Under AB 705, California community colleges must maximize the probability that a student will complete transfer-level coursework in English and math within one year. PPIC’s latest research focuses on math, as math has been a larger obstacle for students seeking to transfer. Since 2019, the rates of students enrolling in and passing transfer-level math have jumped—and rates remained strong through fall 2020.
Math faculty shared in interviews that changes within their classrooms may have led to continued success during the pandemic. Perez said, “AB 705 and later the pandemic have reinvigorated conversations around equity and in some cases have inspired instructors to reform their classrooms.”
Yet success gaps remain between racial and ethnic groups. Furthermore, at 23 community colleges—many that serve large shares of Black and Latino students—first-time math students still enroll in courses that are below transfer level.

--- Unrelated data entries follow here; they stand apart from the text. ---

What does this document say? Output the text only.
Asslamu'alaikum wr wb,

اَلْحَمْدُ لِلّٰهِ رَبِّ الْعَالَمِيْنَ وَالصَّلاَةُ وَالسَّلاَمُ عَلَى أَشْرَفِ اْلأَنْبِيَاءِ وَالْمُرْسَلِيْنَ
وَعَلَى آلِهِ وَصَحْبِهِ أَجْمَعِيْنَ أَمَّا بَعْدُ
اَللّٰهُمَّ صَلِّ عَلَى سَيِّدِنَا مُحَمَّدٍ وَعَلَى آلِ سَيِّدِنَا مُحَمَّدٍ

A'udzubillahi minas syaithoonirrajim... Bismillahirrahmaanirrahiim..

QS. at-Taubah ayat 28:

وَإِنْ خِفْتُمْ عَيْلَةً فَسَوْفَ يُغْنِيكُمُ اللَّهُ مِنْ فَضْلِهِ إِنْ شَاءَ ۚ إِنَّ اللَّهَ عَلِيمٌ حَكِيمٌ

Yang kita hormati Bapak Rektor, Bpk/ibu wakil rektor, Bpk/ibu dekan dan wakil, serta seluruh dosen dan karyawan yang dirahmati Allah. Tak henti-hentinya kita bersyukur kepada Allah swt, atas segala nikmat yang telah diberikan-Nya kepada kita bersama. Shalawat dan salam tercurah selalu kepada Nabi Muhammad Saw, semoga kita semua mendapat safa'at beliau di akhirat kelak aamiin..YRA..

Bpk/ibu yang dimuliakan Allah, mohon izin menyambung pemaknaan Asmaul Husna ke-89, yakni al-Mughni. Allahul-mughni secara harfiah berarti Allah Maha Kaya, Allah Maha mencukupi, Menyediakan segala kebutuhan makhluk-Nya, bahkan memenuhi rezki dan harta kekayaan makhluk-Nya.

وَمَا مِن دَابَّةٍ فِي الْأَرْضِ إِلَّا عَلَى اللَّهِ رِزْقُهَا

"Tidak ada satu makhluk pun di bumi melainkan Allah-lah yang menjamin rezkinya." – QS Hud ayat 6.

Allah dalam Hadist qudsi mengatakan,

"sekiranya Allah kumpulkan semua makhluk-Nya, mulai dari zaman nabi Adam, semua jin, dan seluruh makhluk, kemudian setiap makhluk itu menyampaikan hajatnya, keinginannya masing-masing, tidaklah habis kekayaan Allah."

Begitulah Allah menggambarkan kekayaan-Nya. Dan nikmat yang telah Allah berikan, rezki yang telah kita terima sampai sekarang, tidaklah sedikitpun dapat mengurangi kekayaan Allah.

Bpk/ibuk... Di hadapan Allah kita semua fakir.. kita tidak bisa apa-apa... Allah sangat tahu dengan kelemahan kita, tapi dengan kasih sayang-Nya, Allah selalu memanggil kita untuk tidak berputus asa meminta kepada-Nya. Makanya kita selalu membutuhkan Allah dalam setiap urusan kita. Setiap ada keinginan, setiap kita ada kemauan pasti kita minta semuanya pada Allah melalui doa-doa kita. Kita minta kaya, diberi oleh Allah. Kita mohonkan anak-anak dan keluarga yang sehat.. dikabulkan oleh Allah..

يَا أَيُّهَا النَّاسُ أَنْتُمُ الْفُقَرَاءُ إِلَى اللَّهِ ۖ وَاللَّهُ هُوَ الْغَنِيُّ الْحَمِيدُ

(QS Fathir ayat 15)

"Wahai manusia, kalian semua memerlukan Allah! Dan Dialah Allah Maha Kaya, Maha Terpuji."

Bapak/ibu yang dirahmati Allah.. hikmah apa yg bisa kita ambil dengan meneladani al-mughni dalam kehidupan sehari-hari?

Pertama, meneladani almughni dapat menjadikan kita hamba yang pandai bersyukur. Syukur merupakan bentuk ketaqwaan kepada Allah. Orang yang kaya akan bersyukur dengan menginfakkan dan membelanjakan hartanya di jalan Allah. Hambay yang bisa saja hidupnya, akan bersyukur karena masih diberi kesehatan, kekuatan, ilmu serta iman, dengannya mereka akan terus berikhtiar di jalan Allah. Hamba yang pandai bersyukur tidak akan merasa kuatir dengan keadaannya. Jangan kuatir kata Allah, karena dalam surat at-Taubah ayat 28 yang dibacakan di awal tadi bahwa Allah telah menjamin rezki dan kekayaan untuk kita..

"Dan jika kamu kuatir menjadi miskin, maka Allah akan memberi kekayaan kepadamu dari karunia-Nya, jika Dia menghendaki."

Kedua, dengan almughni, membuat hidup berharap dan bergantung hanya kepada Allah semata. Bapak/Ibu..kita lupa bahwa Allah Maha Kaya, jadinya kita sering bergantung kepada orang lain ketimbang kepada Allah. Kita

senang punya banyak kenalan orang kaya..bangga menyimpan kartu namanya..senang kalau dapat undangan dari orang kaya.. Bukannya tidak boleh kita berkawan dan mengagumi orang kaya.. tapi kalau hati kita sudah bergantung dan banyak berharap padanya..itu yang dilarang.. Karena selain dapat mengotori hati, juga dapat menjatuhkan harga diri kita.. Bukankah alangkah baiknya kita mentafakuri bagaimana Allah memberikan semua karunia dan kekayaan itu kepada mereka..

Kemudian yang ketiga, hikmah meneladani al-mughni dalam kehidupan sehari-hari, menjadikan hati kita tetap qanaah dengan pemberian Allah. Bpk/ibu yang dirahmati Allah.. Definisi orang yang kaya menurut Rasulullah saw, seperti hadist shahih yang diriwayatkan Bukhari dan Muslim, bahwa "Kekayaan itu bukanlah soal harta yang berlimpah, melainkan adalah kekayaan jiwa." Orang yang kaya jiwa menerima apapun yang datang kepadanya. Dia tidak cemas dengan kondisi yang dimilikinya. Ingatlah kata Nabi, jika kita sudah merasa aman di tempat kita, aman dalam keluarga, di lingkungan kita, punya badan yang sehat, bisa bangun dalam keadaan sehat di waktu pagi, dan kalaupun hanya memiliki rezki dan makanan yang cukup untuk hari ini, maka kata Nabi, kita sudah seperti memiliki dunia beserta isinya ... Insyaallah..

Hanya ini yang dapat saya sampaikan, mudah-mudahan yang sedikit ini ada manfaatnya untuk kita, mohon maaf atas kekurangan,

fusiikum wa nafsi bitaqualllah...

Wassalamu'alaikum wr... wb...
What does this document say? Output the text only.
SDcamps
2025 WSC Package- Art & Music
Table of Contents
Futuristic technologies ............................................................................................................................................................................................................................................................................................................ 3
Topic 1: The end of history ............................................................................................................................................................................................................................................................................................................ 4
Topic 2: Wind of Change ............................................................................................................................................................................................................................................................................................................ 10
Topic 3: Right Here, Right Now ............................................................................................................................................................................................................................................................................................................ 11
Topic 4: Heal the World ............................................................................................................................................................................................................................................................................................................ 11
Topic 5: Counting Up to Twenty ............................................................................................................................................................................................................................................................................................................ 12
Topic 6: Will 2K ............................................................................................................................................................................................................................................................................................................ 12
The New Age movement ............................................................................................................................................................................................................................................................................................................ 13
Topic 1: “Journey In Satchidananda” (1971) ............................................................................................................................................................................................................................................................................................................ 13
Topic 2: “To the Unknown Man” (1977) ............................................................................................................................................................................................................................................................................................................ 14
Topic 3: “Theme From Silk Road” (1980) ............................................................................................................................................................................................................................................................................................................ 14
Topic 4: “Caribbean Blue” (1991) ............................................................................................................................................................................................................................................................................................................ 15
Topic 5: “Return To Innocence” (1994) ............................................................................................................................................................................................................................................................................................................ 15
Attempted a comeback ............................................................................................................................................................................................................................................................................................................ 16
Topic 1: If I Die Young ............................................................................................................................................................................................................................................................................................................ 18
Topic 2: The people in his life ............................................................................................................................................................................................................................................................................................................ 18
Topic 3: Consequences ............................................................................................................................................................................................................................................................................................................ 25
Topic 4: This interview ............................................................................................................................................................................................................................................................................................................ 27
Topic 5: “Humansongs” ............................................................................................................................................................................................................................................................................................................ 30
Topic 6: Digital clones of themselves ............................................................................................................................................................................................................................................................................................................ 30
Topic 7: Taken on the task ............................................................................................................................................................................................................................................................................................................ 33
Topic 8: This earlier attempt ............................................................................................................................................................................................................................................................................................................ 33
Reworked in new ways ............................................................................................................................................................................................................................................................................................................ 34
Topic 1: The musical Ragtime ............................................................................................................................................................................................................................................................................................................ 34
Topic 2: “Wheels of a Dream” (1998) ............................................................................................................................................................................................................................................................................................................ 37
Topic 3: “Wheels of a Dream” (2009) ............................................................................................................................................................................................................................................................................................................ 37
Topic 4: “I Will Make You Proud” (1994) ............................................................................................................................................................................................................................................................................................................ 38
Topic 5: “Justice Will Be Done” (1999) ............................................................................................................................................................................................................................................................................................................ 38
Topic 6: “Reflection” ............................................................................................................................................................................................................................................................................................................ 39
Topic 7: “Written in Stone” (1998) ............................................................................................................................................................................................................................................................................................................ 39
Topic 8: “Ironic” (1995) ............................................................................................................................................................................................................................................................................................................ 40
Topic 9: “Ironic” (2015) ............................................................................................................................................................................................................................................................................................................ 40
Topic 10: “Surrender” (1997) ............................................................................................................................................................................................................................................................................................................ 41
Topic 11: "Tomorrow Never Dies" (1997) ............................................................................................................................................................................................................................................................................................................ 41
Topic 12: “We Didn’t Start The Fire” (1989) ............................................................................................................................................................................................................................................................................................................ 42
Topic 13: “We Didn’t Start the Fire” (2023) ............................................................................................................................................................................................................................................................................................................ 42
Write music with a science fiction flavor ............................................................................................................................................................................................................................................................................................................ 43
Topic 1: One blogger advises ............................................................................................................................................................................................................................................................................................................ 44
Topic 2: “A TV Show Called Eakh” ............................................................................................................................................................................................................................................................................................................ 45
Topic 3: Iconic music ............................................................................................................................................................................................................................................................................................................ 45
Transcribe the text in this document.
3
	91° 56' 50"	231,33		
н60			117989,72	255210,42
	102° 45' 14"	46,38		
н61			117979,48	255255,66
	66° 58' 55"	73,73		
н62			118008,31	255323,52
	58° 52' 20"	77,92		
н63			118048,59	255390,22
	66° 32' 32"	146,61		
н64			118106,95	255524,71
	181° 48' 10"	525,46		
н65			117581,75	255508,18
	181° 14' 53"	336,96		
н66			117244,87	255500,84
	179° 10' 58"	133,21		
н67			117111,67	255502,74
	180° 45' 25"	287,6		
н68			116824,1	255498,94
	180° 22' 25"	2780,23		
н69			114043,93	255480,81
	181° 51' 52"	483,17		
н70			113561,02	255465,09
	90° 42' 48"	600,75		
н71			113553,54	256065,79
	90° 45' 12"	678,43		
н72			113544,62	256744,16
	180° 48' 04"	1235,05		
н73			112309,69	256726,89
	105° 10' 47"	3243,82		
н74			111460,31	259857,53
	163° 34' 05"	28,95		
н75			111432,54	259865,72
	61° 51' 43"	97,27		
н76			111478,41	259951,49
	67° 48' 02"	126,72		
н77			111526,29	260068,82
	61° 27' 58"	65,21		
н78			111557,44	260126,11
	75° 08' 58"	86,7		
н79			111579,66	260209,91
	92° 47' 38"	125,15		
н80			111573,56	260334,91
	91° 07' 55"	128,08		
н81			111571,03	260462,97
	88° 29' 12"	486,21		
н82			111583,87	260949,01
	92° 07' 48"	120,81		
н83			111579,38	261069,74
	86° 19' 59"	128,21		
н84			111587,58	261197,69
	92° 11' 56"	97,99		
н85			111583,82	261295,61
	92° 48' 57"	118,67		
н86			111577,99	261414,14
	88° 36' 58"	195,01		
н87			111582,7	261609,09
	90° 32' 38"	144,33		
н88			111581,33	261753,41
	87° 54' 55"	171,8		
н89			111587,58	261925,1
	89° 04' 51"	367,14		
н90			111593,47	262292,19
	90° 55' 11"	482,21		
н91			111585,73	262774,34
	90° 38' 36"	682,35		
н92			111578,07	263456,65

Few who start there pass a transfer-level course within three terms, whereas students who begin in transfer-level are over 30 percentage points more likely to complete a transfer-level course.
While AB 705 has laid a foundation for progress, Virginia May, professor of mathematics, Sacramento City College and vice president of the Academic Senate for California Community Colleges, stressed the need to build on instruction that supports a range of student abilities. “Supporting faculty growth is critical as they shift from a content-focused approach to a student-focused approach, as is providing additional in-classroom supports,” May said.
Myra Snell, professor of mathematics, Los Medanos College and co-founder of the California Acceleration Project, acknowledged the payoff in student access but pointed to structural barriers that still impede completion. “About 20% of colleges continue to have enrollment patterns that severely undermine the promise of AB 705,” Snell said, noting the state has more work to do to close the access gap, “as black and brown students are still more likely to start below transfer-level.”
Amid these concerns, colleges are working to address classroom culture and diversify curriculum. “We have some colleges that have been reviewing their courses from top to bottom…to align it better with diversity, equity, and inclusion standards and outcomes,” said Aisha Lowe, vice chancellor of educational services at the California Community Colleges Chancellor’s Office. “We see other colleges investing in professional development focused on classroom climate and pedagogy.”
Reiterating the evidence showing that transfer-intending students do not benefit from starting in courses below transfer level, Johnson questioned why some colleges allow or encourage such enrollments. Change will involve a shift in mindset, Lowe said, as colleges may have deeply held beliefs informed by their experiences.
Johnson further acknowledged that, despite the gains of AB 705, many students struggle to complete transfer-level coursework. To examine the problem, Snell would like to see research into long course pipelines that hinder completion. May encouraged interviews with faculty and with students to learn what is needed to move students into appropriate courses and to support success.